Older Census data

It is remarkably difficult to get digitized Census data files at the tract level from before 2000.
County-level data is available at the Census Publications Library, in PDF format; and you can also get County Subdivision data from these records back to at least 1960. I have compiled tables of whole-county data for selected California Counties back to 1960. In each case there are some shortcomings:
1990 California Counties data includes categories close to the groupings used in the 2010 Census.
However, Asian and Asian Pacific Islander data is not separated. Please read the notes at the top of the document.
1980 California Counties data: see the bottom of this page.
1970 California Counties data: not only are Asians and Pacific Islanders treated as a single category, but Hispanics are not differentiated at all. People of Spanish origin are counted at the County level, but that count overlaps with race counts.
1960 California Counties data: Asians and APIs are aggregated together, and there is no mention of Hispanic/Latino at all.
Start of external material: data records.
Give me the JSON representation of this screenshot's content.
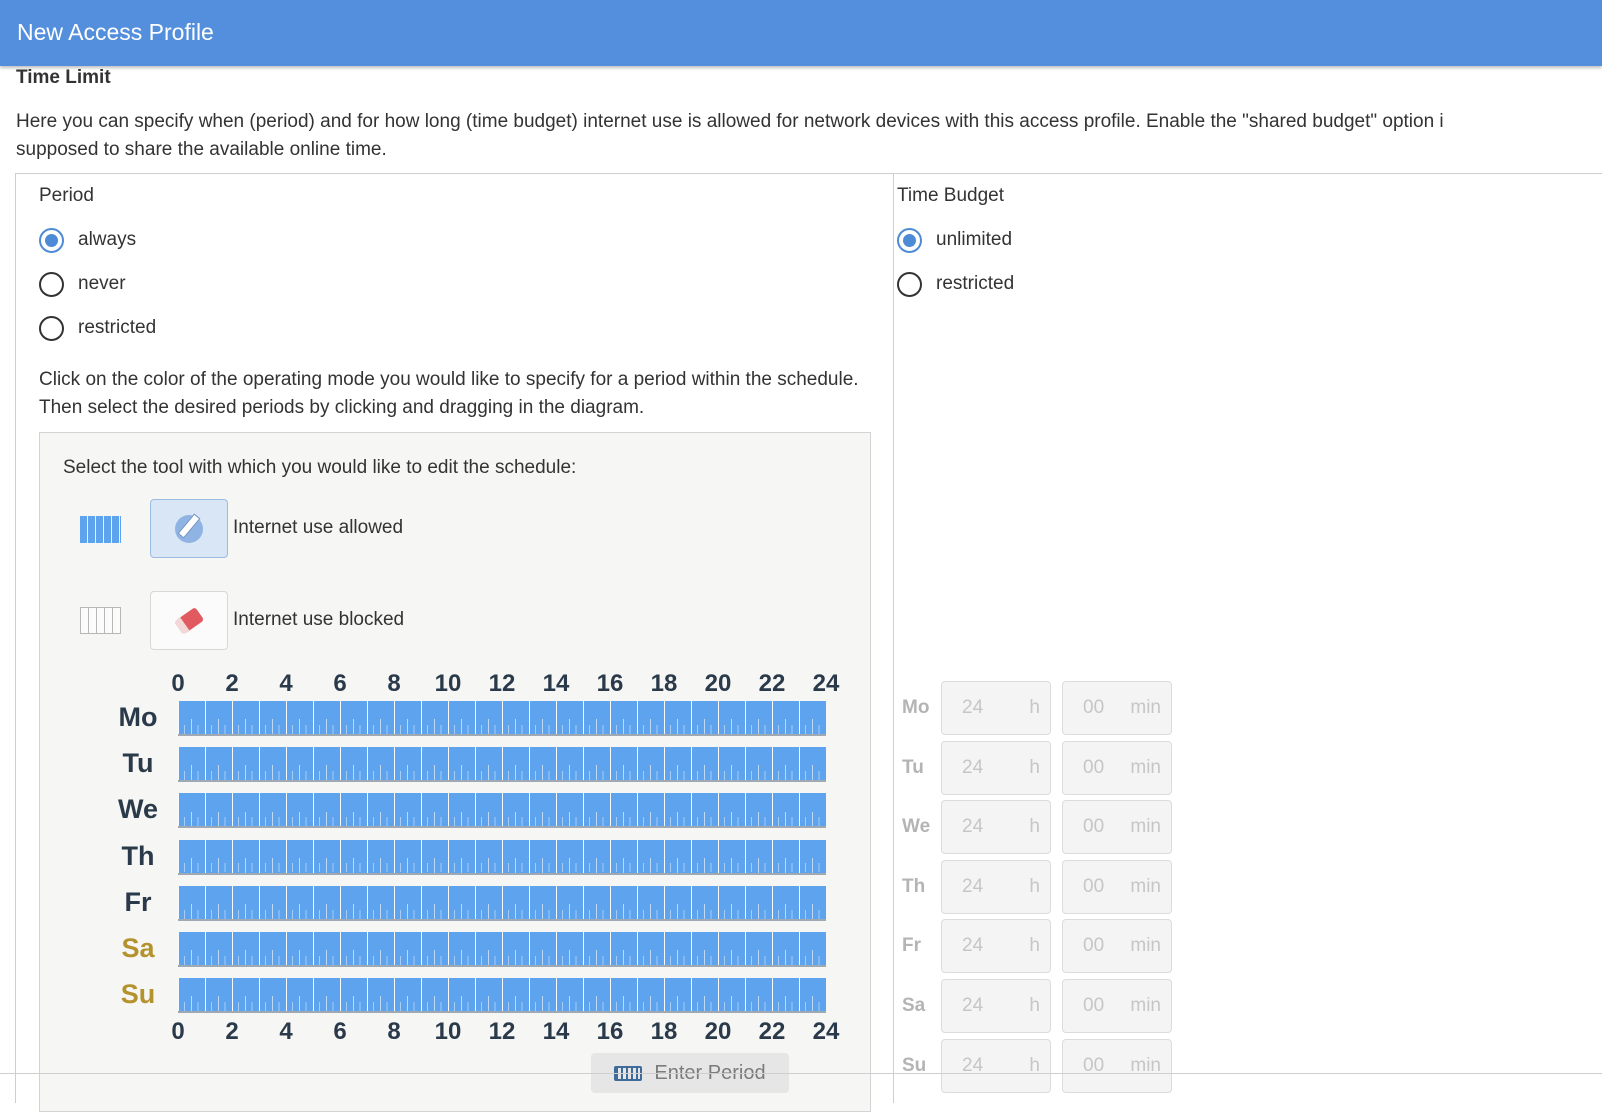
{
  "window": {
    "title": "New Access Profile"
  },
  "section": {
    "title": "Time Limit",
    "intro_line1": "Here you can specify when (period) and for how long (time budget) internet use is allowed for network devices with this access profile. Enable the \"shared budget\" option i",
    "intro_line2": "supposed to share the available online time."
  },
  "period": {
    "title": "Period",
    "options": [
      {
        "label": "always",
        "checked": true
      },
      {
        "label": "never",
        "checked": false
      },
      {
        "label": "restricted",
        "checked": false
      }
    ],
    "hint": "Click on the color of the operating mode you would like to specify for a period within the schedule. Then select the desired periods by clicking and dragging in the diagram."
  },
  "tools": {
    "prompt": "Select the tool with which you would like to edit the schedule:",
    "allowed_label": "Internet use allowed",
    "blocked_label": "Internet use blocked",
    "selected_tool": "allowed",
    "allowed_color": "#5ea3ee"
  },
  "schedule": {
    "hours": [
      "0",
      "2",
      "4",
      "6",
      "8",
      "10",
      "12",
      "14",
      "16",
      "18",
      "20",
      "22",
      "24"
    ],
    "days": [
      {
        "label": "Mo",
        "weekend": false,
        "mode": "allowed"
      },
      {
        "label": "Tu",
        "weekend": false,
        "mode": "allowed"
      },
      {
        "label": "We",
        "weekend": false,
        "mode": "allowed"
      },
      {
        "label": "Th",
        "weekend": false,
        "mode": "allowed"
      },
      {
        "label": "Fr",
        "weekend": false,
        "mode": "allowed"
      },
      {
        "label": "Sa",
        "weekend": true,
        "mode": "allowed"
      },
      {
        "label": "Su",
        "weekend": true,
        "mode": "allowed"
      }
    ],
    "enter_period_label": "Enter Period"
  },
  "budget": {
    "title": "Time Budget",
    "options": [
      {
        "label": "unlimited",
        "checked": true
      },
      {
        "label": "restricted",
        "checked": false
      }
    ],
    "hour_unit": "h",
    "minute_unit": "min",
    "days": [
      {
        "label": "Mo",
        "hours": "24",
        "minutes": "00"
      },
      {
        "label": "Tu",
        "hours": "24",
        "minutes": "00"
      },
      {
        "label": "We",
        "hours": "24",
        "minutes": "00"
      },
      {
        "label": "Th",
        "hours": "24",
        "minutes": "00"
      },
      {
        "label": "Fr",
        "hours": "24",
        "minutes": "00"
      },
      {
        "label": "Sa",
        "hours": "24",
        "minutes": "00"
      },
      {
        "label": "Su",
        "hours": "24",
        "minutes": "00"
      }
    ]
  }
}
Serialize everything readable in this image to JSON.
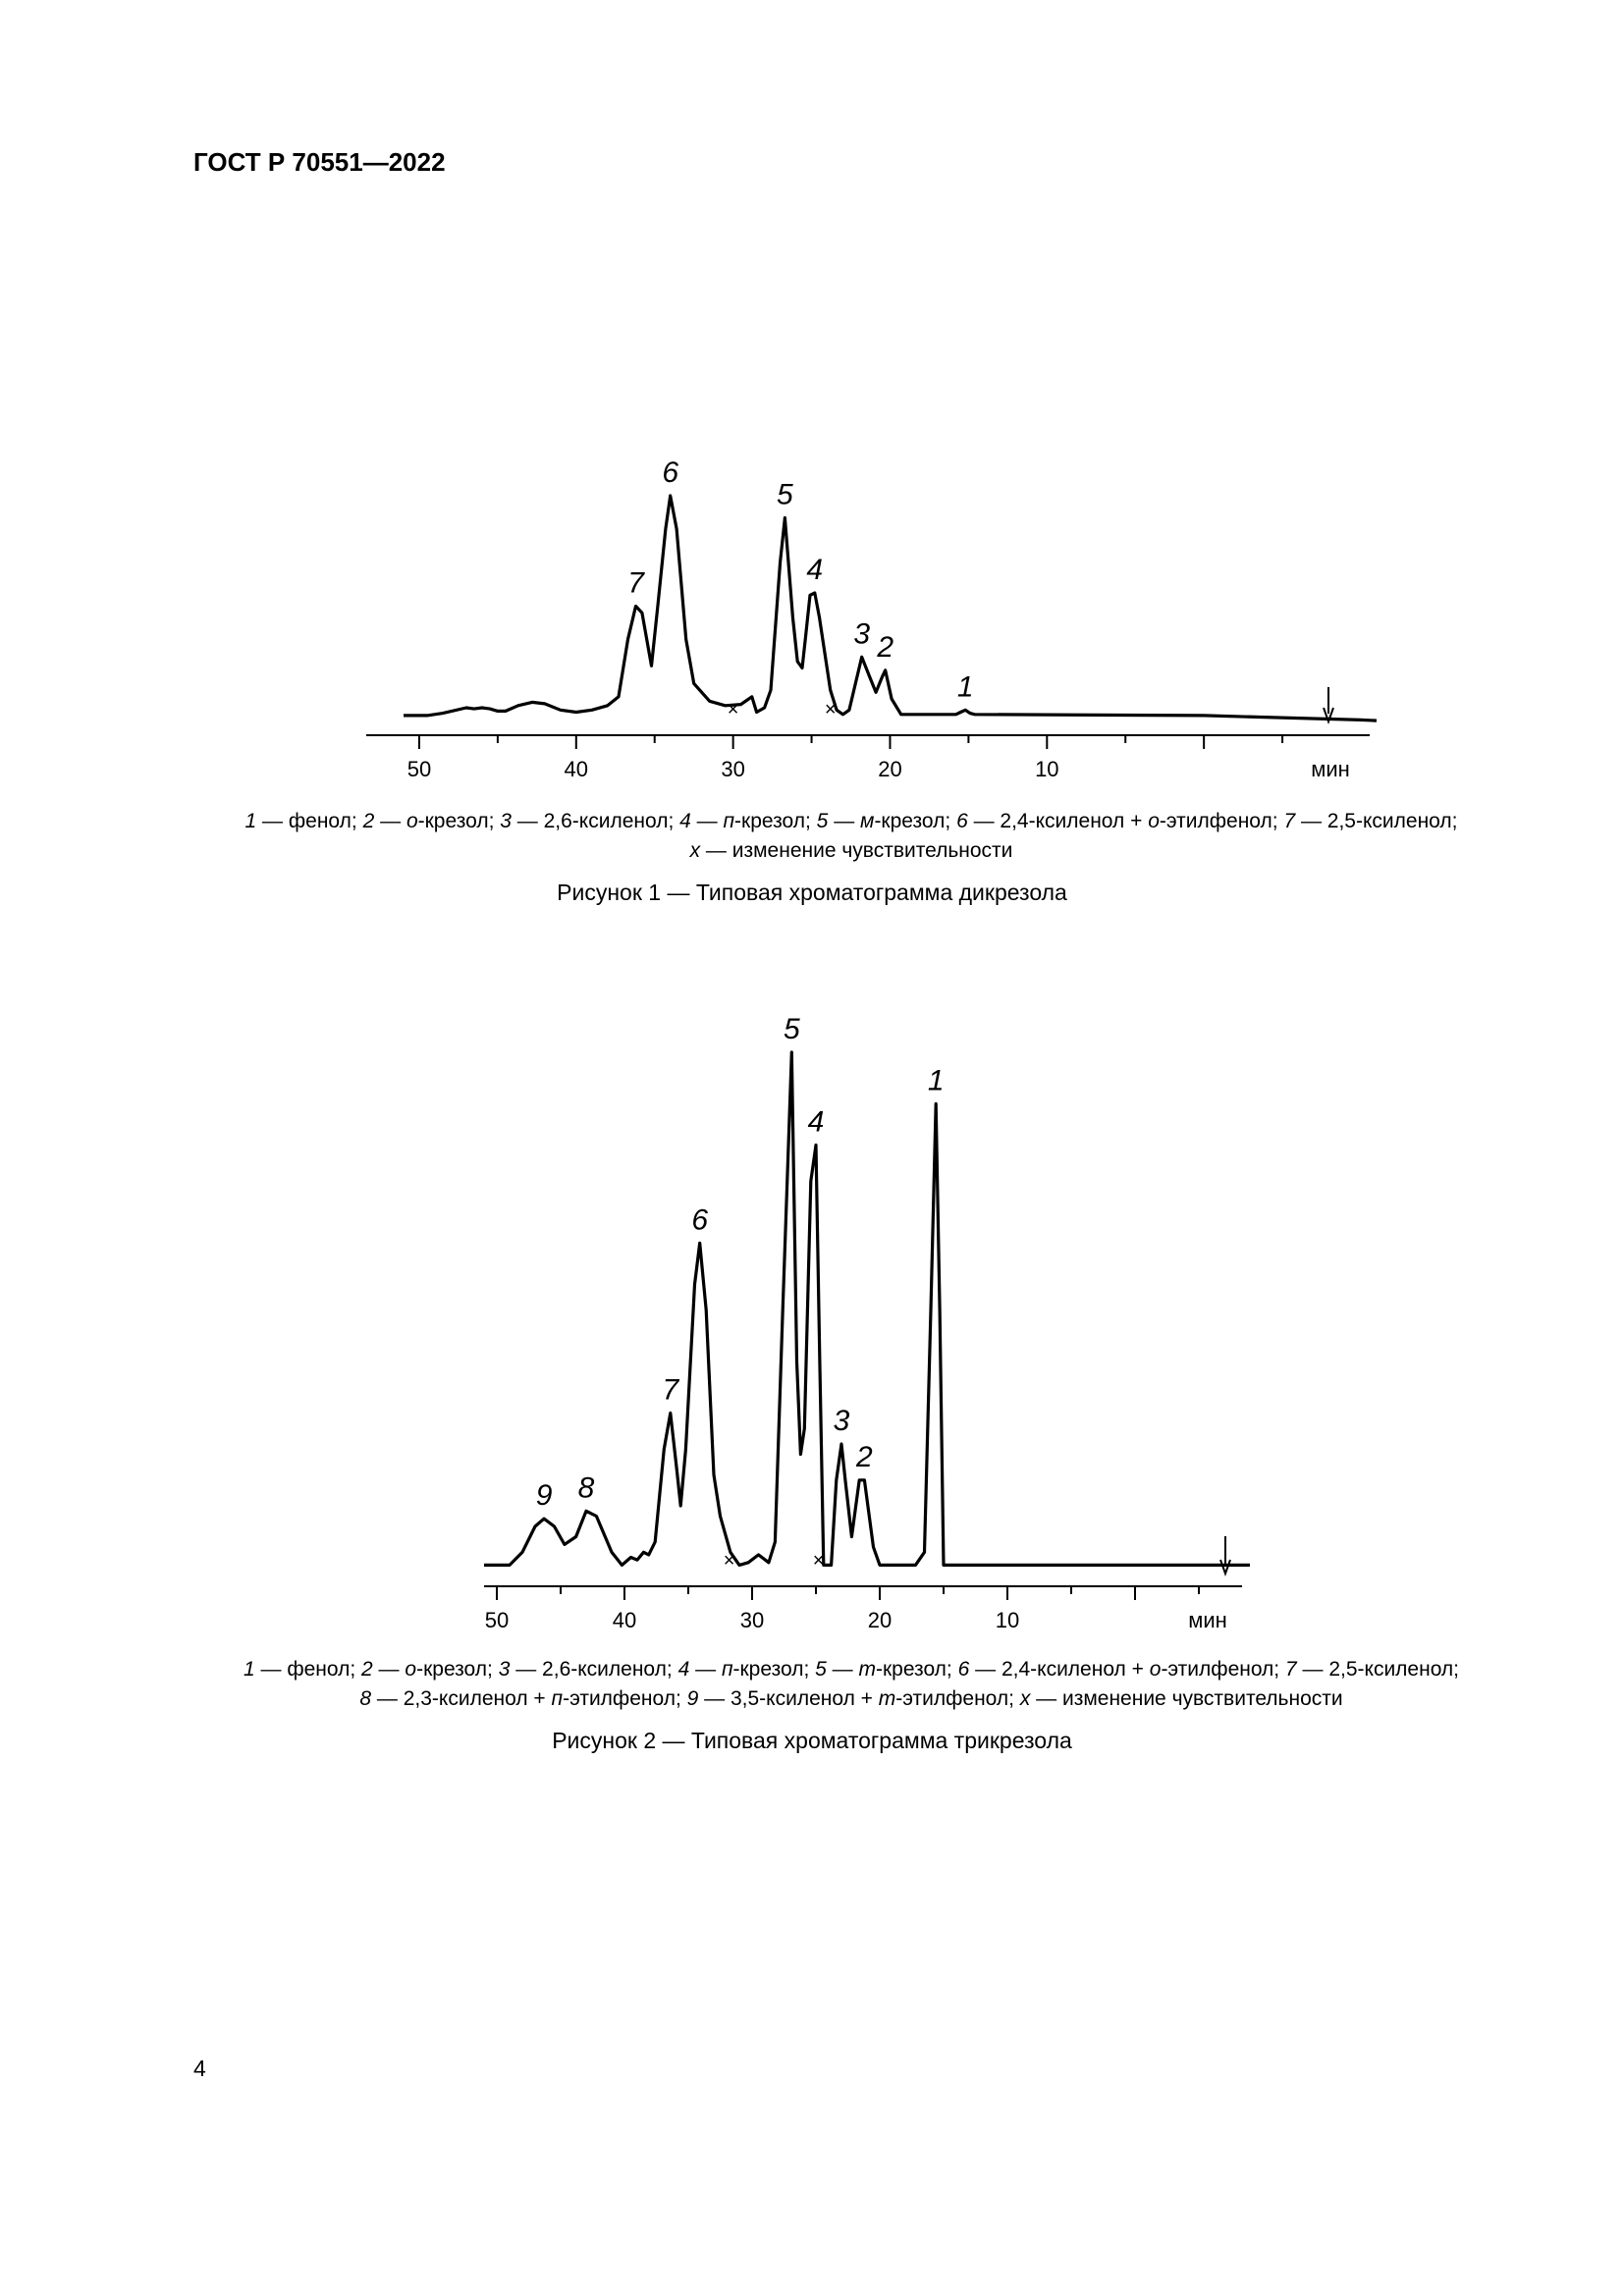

For the 1990 Census, Public Law 94 (electoral redistricting) funded the digitization of tract level data by race. This is the link to the 1990 Census Data.

In class I showed how to get this data:
1) “scrape” the data displayed in table format on the Census website,
2) paste it into a word-processor, which should recognize that it is a table;
3) select the whole table in your word document, and copy it;
4) paste the data into a spreadsheet.
For some reason, it is hard to copy the data straight off a webpage and paste it directly into a spreadsheet. I suspect the problem is that word-processors have tolerant, heterodox import-functions, whereas spreadsheets are much more strict.

1980 Census Data

Chris Bettinger pointed me toward historic California Census data, and I  downloaded a 100 MB archive to discover that the data is just PDF-scans–essentially photocopies of the original books in non-readable image-scan format. Furthermore, the table-structure is utterly different from more recent Census data. So I took most of today to restructure the data into a format similar to the 2010 Census:

County TotPop Wht
(non- Lat)
Blk
(non- Lat)
Latino AIAN Asian NHPI Other
Alameda 1105379 675338 200950 129962 7252 81442 4457 5978
Contra Costa 656380 503978 59498 55820 3811 29534 577 3162
Humboldt 108514 97233 530 3736 5694 0 0 1321
Kern 403089 281132 20779 87026 5981 6229 0 1942
Lake 36366 33071 348 1882 799 0 0 266
Los Angeles 7477503 3953603 926360 2066103 47731 417209 17641 48856
Marin 222568 199675 5375 9204 742 4399 0 3173
Mendocino 66738 59740 334 3688 2364 0 0 612
Monterey 290444 173456 18425 75129 2889 17621 1402 1522
Napa 99199 86373 866 8636 715 1523 0 1086
Orange 1932709 1510698 24411 286339 12782 81674 5219 11586
Riverside 663166 490144 30088 124417 7140 7359 425 3593
Sacramento 783381 599830 57883 74141 8669 37892 1158 3808
San Bernardino 895016 653303 46615 165863 9967 13559 749 4960
San Diego 1861846 1374649 102165 275177 14355 72600 6997 15903
San Francisco 678974 355161 84857 83373 3358 144454 2693 5078
San Joaquin 347342 237233 18444 66565 3419 19200 0 2481
San Luis Obispo 155435 132809 2649 14792 1726 2650 0 80
San Mateo 587329 415984 34730 73339 2383 53353 2593 4947
Santa Barbara 298694 223397 7554 55356 2654 7516 0 2217
SantaClara 1295071 913154 42237 226611 8312 90068 4208 10481
SantaCruz 188141 151715 1396 27648 1465 4329 0 1588
Solano 235203 163371 27372 24773 1947 15010 1943 787
Sonoma 299681 266205 3370 20824 3435 3414 0 2433
Stanislaus 265900 213165 3035 39889 3167 3340 0 3304
Ventura 529174 383064 10832 113192 4825 14927 417 1917
Sources: U.S. Census Bureau, 1980 Decennial Census, California.
Source for Total and Latino: Table 44: “General Characteristics for Counties and County Subdivisions: 1980.”
Source for non-Latino White & Black: Table 51, “General Characteristics of Persons by Type Spanish Origin for Counties.”
Source for AIAN, Asian, and NHPI: Table 50: “General Characteristics, Selected Racial Groups for Counties: 1980.”
NOTE 1: American Indian and Aleut are added together to comprise AIAN.
NOTE 2: East-, Southeast-, and South Asian groups added together to comprise Asian.
NOTE 3: Hawaiian, Guamanian, and Samoan added together to comprise NHPI.

You can scrape the data (or hand-copy it) off this page, or download a CSV version posted here.